Rather than driving events, the Fed’s zero interest rate policy is completely reactive. Simply stated, based on Krugman’s argument, the Fed’s zero interest rate policy is not sending capitals scurrying into gold and driving gold price higher, rather it is responding to whatever economic forces are doing this, and, driving real interest rates to an average 15% a year for the last decade — it is trying to drive real interest rates negative to reverse those forces, and to reverse the depressed return on investment.
We will show why this argument falls flat on its face as well
The logic, if you think about it, is pretty intuitive: with lower interest rates, it makes more sense to hoard gold now and push its actual use further into the future, which means higher prices in the short run and the near future.

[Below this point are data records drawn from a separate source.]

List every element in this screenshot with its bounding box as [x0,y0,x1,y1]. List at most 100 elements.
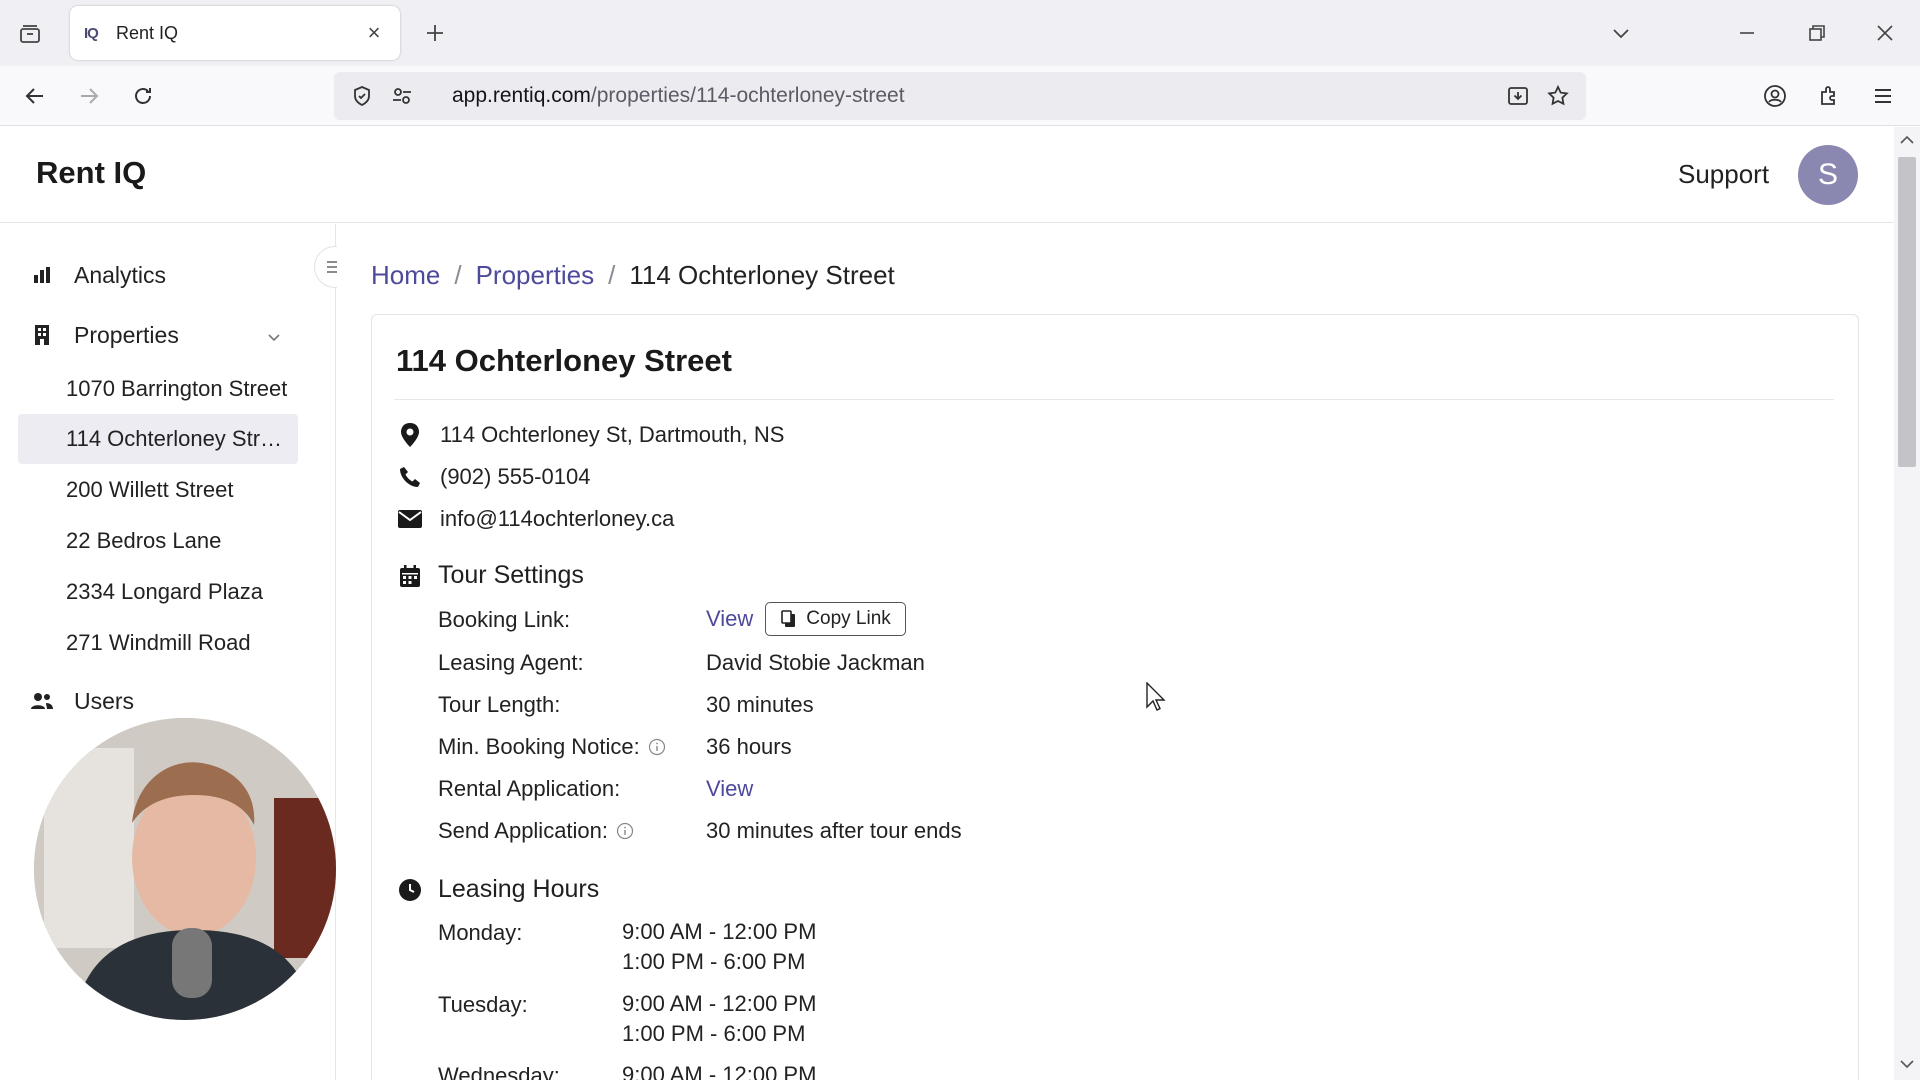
info-icon[interactable] [648,738,666,756]
sidebar-property-item-active[interactable]: 114 Ochterloney Street [18,414,298,464]
envelope-icon [396,505,424,533]
presenter-video-icon [34,718,336,1020]
list-all-tabs-icon[interactable] [1604,16,1638,50]
leasing-agent-value: David Stobie Jackman [706,650,925,675]
webcam-overlay [34,718,336,1020]
breadcrumb: Home / Properties / 114 Ochterloney Stre… [371,260,895,291]
tour-settings-heading: Tour Settings [396,561,584,590]
tab-close-icon[interactable]: × [362,20,386,46]
leasing-hours-heading: Leasing Hours [396,875,599,904]
browser-tab-active[interactable]: IQ Rent IQ × [70,6,400,60]
tab-list-icon[interactable] [14,18,46,50]
breadcrumb-current: 114 Ochterloney Street [629,260,895,290]
leasing-agent-label: Leasing Agent: [438,650,584,675]
info-icon[interactable] [616,822,634,840]
save-to-device-icon[interactable] [1504,82,1532,110]
main-content: Home / Properties / 114 Ochterloney Stre… [337,224,1894,1080]
send-application-row: Send Application: [438,818,634,844]
min-booking-notice-value: 36 hours [706,734,792,759]
phone-text: (902) 555-0104 [440,464,591,489]
clock-icon [396,876,424,904]
users-icon [30,689,54,713]
menu-icon[interactable] [1866,79,1900,113]
booking-link-view[interactable]: View [706,606,753,632]
email-text: info@114ochterloney.ca [440,506,675,531]
bookmark-star-icon[interactable] [1544,82,1572,110]
sidebar-property-item[interactable]: 22 Bedros Lane [18,516,298,566]
chevron-down-icon[interactable] [266,324,282,351]
email-row: info@114ochterloney.ca [396,505,674,533]
breadcrumb-home[interactable]: Home [371,260,440,291]
day-hours-monday: 9:00 AM - 12:00 PM 1:00 PM - 6:00 PM [622,919,817,974]
sidebar-item-label: Analytics [74,261,167,288]
rental-application-label: Rental Application: [438,776,621,801]
new-tab-icon[interactable] [420,18,450,48]
address-row: 114 Ochterloney St, Dartmouth, NS [396,421,784,449]
sidebar-item-analytics[interactable]: Analytics [18,250,298,300]
day-label-monday: Monday: [438,920,523,945]
address-bar[interactable]: app.rentiq.com/properties/114-ochterlone… [334,72,1586,120]
sidebar-item-properties[interactable]: Properties [18,310,298,360]
booking-link-value: View Copy Link [706,602,906,636]
sidebar-item-label: Users [74,687,135,714]
tour-length-value: 30 minutes [706,692,814,717]
minimize-icon[interactable] [1730,16,1764,50]
shield-icon[interactable] [348,82,376,110]
site-permissions-icon[interactable] [388,82,416,110]
rental-application-value: View [706,776,753,802]
day-label-wednesday: Wednesday: [438,1063,560,1080]
sidebar-property-item[interactable]: 1070 Barrington Street [18,364,298,414]
tour-length-label: Tour Length: [438,692,561,717]
min-booking-notice-label: Min. Booking Notice: [438,734,640,759]
breadcrumb-properties[interactable]: Properties [476,260,595,291]
mouse-cursor-icon [1146,681,1166,712]
calendar-icon [396,562,424,590]
reload-icon[interactable] [126,79,160,113]
breadcrumb-separator: / [608,260,616,290]
day-hours-wednesday: 9:00 AM - 12:00 PM [622,1062,817,1080]
send-application-label: Send Application: [438,818,609,843]
phone-icon [396,463,424,491]
forward-icon[interactable] [72,79,106,113]
user-avatar[interactable]: S [1798,145,1858,205]
tab-favicon-icon: IQ [84,24,99,42]
sidebar-item-users[interactable]: Users [18,676,298,726]
rental-application-view[interactable]: View [706,776,753,802]
copy-icon [780,610,798,628]
map-pin-icon [396,421,424,449]
breadcrumb-separator: / [454,260,462,290]
building-icon [30,323,54,347]
day-hours-tuesday: 9:00 AM - 12:00 PM 1:00 PM - 6:00 PM [622,991,817,1046]
scroll-down-icon[interactable] [1900,1057,1914,1071]
divider [394,399,1834,400]
booking-link-label: Booking Link: [438,607,571,632]
scroll-thumb[interactable] [1898,157,1916,467]
back-icon[interactable] [18,79,52,113]
account-icon[interactable] [1758,79,1792,113]
day-label-tuesday: Tuesday: [438,992,528,1017]
browser-nav-bar: app.rentiq.com/properties/114-ochterlone… [0,66,1920,126]
tab-title: Rent IQ [116,22,179,43]
url-text[interactable]: app.rentiq.com/properties/114-ochterlone… [452,84,1504,108]
sidebar-item-label: Properties [74,321,179,348]
brand-logo[interactable]: Rent IQ [36,155,146,191]
send-application-value: 30 minutes after tour ends [706,818,962,843]
page-title: 114 Ochterloney Street [396,343,732,378]
sidebar-property-item[interactable]: 271 Windmill Road [18,618,298,668]
restore-icon[interactable] [1800,16,1834,50]
bar-chart-icon [30,263,54,287]
page-scrollbar[interactable] [1894,127,1920,1080]
min-booking-notice-row: Min. Booking Notice: [438,734,666,760]
address-text: 114 Ochterloney St, Dartmouth, NS [440,422,785,447]
app-header: Rent IQ Support S [0,127,1894,223]
sidebar-property-item[interactable]: 2334 Longard Plaza [18,567,298,617]
extensions-icon[interactable] [1812,79,1846,113]
close-window-icon[interactable] [1868,16,1902,50]
sidebar-property-item[interactable]: 200 Willett Street [18,465,298,515]
browser-tab-bar: IQ Rent IQ × [0,0,1920,66]
property-card: 114 Ochterloney Street 114 Ochterloney S… [371,314,1859,1080]
phone-row: (902) 555-0104 [396,463,590,491]
copy-link-button[interactable]: Copy Link [765,602,906,636]
scroll-up-icon[interactable] [1900,133,1914,147]
support-link[interactable]: Support [1678,159,1769,190]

The evidence is, in fact, the exact opposite: the behavior of gold indicates the Federal Reserve’s zero interest rate policy is a failure so far (along with all the fiscal stimulus and backdoor bailouts) since, despite the effort and unprecedented scale of the various policy actions, the price of gold indicates interest rates remain stubbornly high at levels not seen since the 1970s depression. And, moreover, still increasing.
Nevertheless his string of errors in reasoning, Krugman manages to end up, Mr. Magoo-like, at what is somewhat close to the right conclusion:
…this is essentially a “real” story about gold, in which the price has risen because expected returns on other investments have fallen; it is not, repeat not, a story about inflation expectations. Not only are surging gold prices not a sign of severe inflation just around the corner, they’re actually the result of a persistently depressed economy stuck in a liquidity trap — an economy that basically faces the threat of Japanese-style deflation, not Weimar-style inflation. So people who bought gold because they believed that inflation was around the corner were right for the wrong reasons.
Krugman is correct to state rising gold price is a sign of an economy in a depression, where returns on investment have fallen flat. He is also correct to state gold is not signalling future inflation. But, Krugman arrives the correct conclusion only by making a series of Mr. Magoo-like blunders that just manage to offset each other — blunders, which, when stripped out of his argument, allow a simpler explanation for the relation between gold and real interest rates.
In the next part of this series, I will show why Krugman’s model, although arriving at something close to the truth of the matter, is nevertheless wholly wrong.